When to use the edge

How do you decide if the edge is the correct place for a computational task? Gilabert said there are five key aspects to help you decide:

  • What’s the acceptable latency? “For predictive maintenance, five minutes is no big deal, you can run it in the cloud. But for operations, for example, an oil-producing pump where production drops due to sand in the pump, you need to know right now,” Gilabert said. “Make a decision as fast and as close as possible, and automatically if you can.”
  • What’s the role of the Internet? “At the edge, you’re not dependent on the connection to the Internet,” Gilabert said. “You can cut the connection, and send data once a day to the cloud, where it can be used to improve models and performance across the fleet. You can choose to do that or not. And if the connection is lost, that’s OK.”
  • What security is required? “Cloud connections may give no control over channels to vendors, which is a risk,” Gilabert said. “With the edge, you can send what you choose, for example, only the results, not the data, on interfaces you manage and control.”
  • Is cost a priority? The edge is cost-effective. “It can interact with existing architectures, with no need to rip and replace,” Gilabert said. You can run it in parallel with existing systems, bring on new programs and abilities, then slowly migrate as capabilities evolve. “Greenfields can use it directly, but with legacy systems, this can happen over many years,” he said. Let critical process control stay where it is, with redundancy, etc., and add secondary improvements, such as monitoring pump vibration and currents.

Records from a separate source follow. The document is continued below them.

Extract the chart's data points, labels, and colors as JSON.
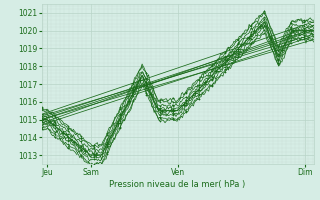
{
  "xlabel": "Pression niveau de la mer( hPa )",
  "xlim": [
    0,
    1
  ],
  "ylim": [
    1012.5,
    1021.5
  ],
  "yticks": [
    1013,
    1014,
    1015,
    1016,
    1017,
    1018,
    1019,
    1020,
    1021
  ],
  "xtick_labels": [
    "Jeu",
    "Sam",
    "Ven",
    "Dim"
  ],
  "xtick_positions": [
    0.02,
    0.18,
    0.5,
    0.97
  ],
  "bg_color": "#d6ede5",
  "grid_major_color": "#b8d4c8",
  "grid_minor_color": "#cce0d8",
  "line_color": "#1a6b1a",
  "line_width": 0.7
}
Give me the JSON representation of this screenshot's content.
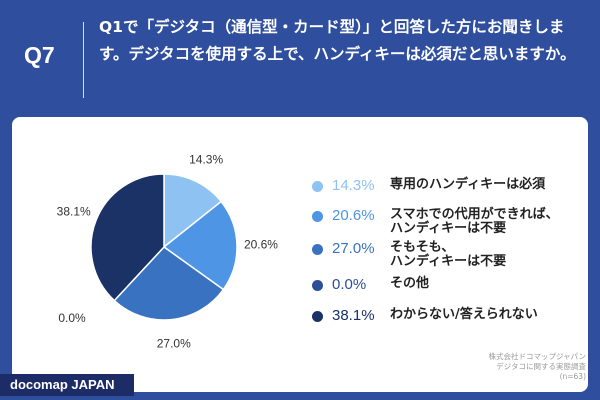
{
  "header": {
    "question_number": "Q7",
    "question_text": "Q1で「デジタコ（通信型・カード型）」と回答した方にお聞きします。デジタコを使用する上で、ハンディキーは必須だと思いますか。"
  },
  "chart_data": {
    "type": "pie",
    "start": "12 o'clock, clockwise",
    "slices": [
      {
        "label": "専用のハンディキーは必須",
        "value": 14.3,
        "display": "14.3%",
        "color": "#8ec2f3"
      },
      {
        "label": "スマホでの代用ができれば、\nハンディキーは不要",
        "value": 20.6,
        "display": "20.6%",
        "color": "#4f95e6"
      },
      {
        "label": "そもそも、\nハンディキーは不要",
        "value": 27.0,
        "display": "27.0%",
        "color": "#3a72c2"
      },
      {
        "label": "その他",
        "value": 0.0,
        "display": "0.0%",
        "color": "#2b4e96"
      },
      {
        "label": "わからない/答えられない",
        "value": 38.1,
        "display": "38.1%",
        "color": "#1b3266"
      }
    ]
  },
  "footer": {
    "credit_line1": "株式会社ドコマップジャパン",
    "credit_line2": "デジタコに関する実態調査",
    "sample_size": "(n=63)",
    "brand": "docomap JAPAN"
  }
}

He said, “It’s easier, cheaper and faster to deploy on the edge.”
  • Do you need interoperability? “With PCs in the field and Linux, it’s easy to develop drivers,” Gilabert said. “We work with a company dedicated to that. You can easily add a gateway and connect to the controllers, ours and others.”

Make the business case

In one example, a company has pumps in the field, hundreds of feet underground, with onsite controllers and memory cards. Traditionally, cards were collected from the controllers, returned to a central location, read and reviewed. “Instead, bring the data in and use machine learning to identify issues,” Gilabert said. With this approach, the company is now analyzing production issues as well as mechanical issues.

But, AI needs experts to teach it, with asset-centric machine-learning models at the edge, to unlock the value. The end objective is the autonomous operator, with operators transferring their knowledge to machine learning systems.

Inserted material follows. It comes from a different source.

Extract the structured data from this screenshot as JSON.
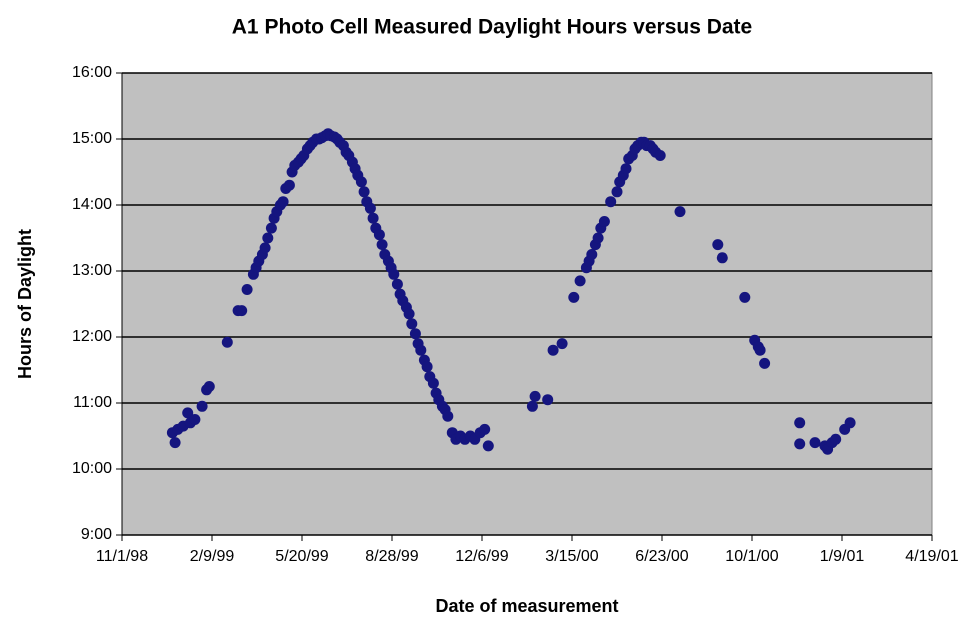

“You can optimize a pump far beyond what could be done before,” Gilabert said. Operators can influence, control and improve accuracy. They can see inferred values, for example, a virtual flowmeter based on temperature and pressure readings, not just temperature and pressure. Safety and emissions people can see spills and alarms. “And, this is just the beginning,” he said.

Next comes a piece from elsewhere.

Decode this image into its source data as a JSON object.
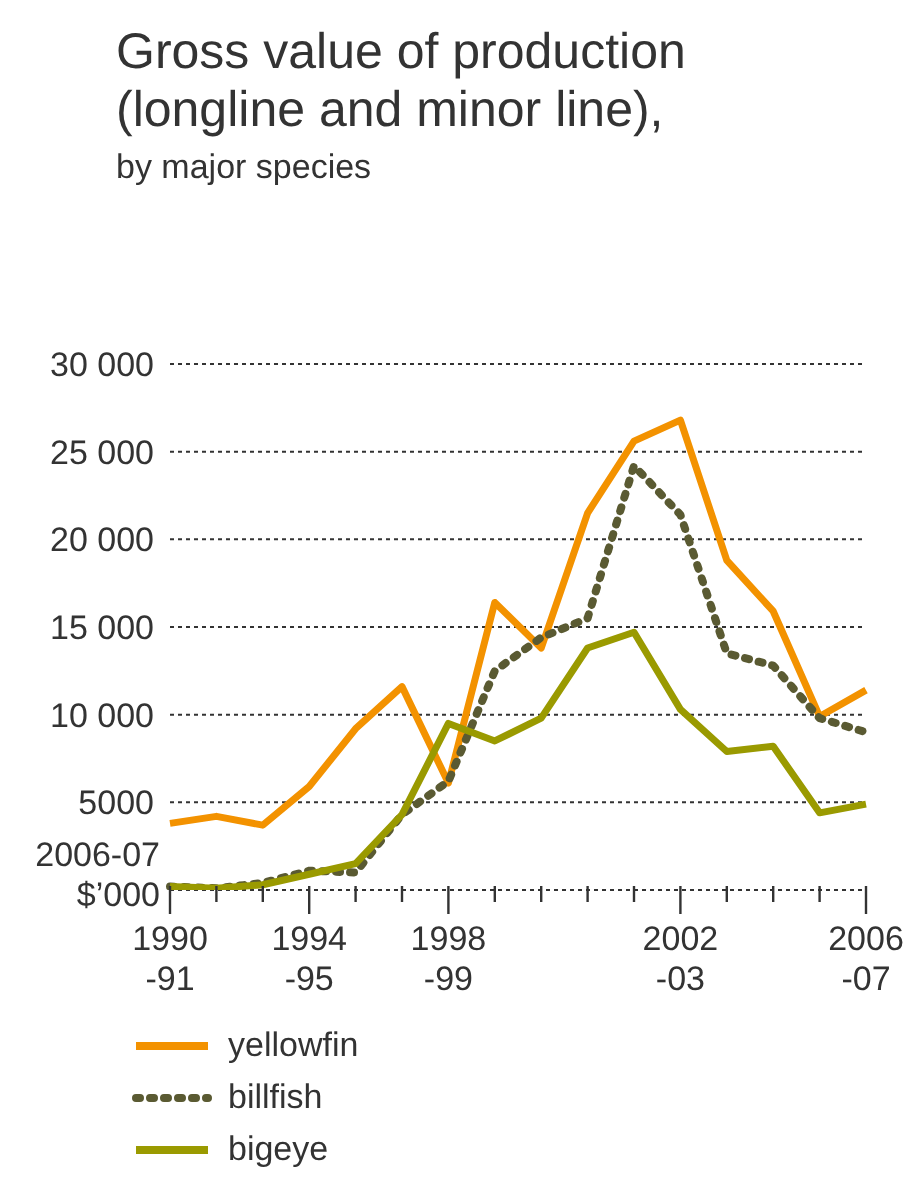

“It’s not just a technical revolution. It also changes your relationships with your vendors,” Gilabert said. “Before, you owned it all. Now, you can pay for what you use, a subscriber model. Why own automation? Own your own business equipment, buy automation as a service and let the vendor optimize it. The models are continuing to grow, allowing you to focus on your own business.”

Business is changing, and you need to change how you do business. “Never start with the technology, start with the business problem,” Gilabert said. When a team that wanted to automate the wells went to management, management said no, it’s too expensive. They went back and added up the drive time of all the operators, which came to $7 million per year. When they showed that to management and said they could cut it in half, it was approved.

“Start small, prove value and scale up fast,” Gilabert said. Select the right problems and business cases, then pay attention to people. “The number one reason projects fail is not doing change management for the people and culture,” he said. “You need to change not just the technology, but the way you do work.”